We divide ourselves from the rest of the world, too. We’re Christians, we’re in church, and the rest of the people aren’t. That kind of thinking starts to make us think that we’re better than those other people out there, and that’s enough to keep Paul running back and forth trying to explain far and near.
But in this process of telling people about Jesus, of sharing His Word with those who are not Christians, in this process, we’ve got to remember that it’s all about the common denominator, the common Savior. If the back page of the bulletin shows what happened for us on the first line, God bringing us into His people through Jesus, and then it shows what happens for others on the second line, notice how both lines depend on the cross. From far to near depends on Jesus. Whether someone’s been in the church for years or someone is still waiting to hear about Jesus, both are brought near to God through Jesus.
And when someone hears God’s Word and believes in Jesus, then we rejoice that we are one in faith. The old dividing lines are gone. Mature Christians, new Christians—one in faith. Anglo Christians, Hmong Christians, Hispanic Christians, Black Christian—one in faith. We’ve all been brought near to God through the cross of Jesus.
We are one with all people who believe in Jesus—which is a reminder of something I’d like for us to pray about today and for you to keep in your personal prayers. We are one with the Christians who live in Lebanon, Palestine, and Israel. We often think of the conflict between Israel and Lebanon, or Israel and Palestine as a conflict between Jews and Muslims, but even now, as war between Israel and Hizbullah continues, there are Christians on both sides of the border. There are Christian churches being bombed in Lebanon; those Christians in Lebanon are our brothers and sisters in Jesus. I got an email from a pastor in Tel Aviv in Israel who said his congregation has been busy making a bomb shelter in the basement; those Christians in Israel are our brothers and sisters in Jesus.

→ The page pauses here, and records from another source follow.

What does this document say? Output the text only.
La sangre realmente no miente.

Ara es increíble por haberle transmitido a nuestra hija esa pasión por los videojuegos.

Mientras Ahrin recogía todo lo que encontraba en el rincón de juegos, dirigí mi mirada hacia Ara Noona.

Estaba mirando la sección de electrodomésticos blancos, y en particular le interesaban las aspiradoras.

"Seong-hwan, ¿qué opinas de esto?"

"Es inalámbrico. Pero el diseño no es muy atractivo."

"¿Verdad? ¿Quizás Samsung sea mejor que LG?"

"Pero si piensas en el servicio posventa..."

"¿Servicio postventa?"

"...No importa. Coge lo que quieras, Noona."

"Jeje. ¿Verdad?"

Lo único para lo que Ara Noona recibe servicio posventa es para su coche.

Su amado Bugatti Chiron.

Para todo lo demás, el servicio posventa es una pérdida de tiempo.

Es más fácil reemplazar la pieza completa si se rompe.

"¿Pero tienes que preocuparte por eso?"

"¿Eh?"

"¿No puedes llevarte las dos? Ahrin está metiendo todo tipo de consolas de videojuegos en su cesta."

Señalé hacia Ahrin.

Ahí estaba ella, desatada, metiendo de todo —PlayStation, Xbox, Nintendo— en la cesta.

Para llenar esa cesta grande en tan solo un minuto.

If we’re too quick to think of Israel as being Jewish, Palestine and Lebanon as being Muslim, then we’ll miss the fact that Jesus makes us one with people in all of those countries, makes us one with the Israelis, Palestinians, and Lebanese who are Christian, who believe that Jesus is the Savior. Please remember our brothers and sisters in Christ around the world, because we have all been made one in Jesus.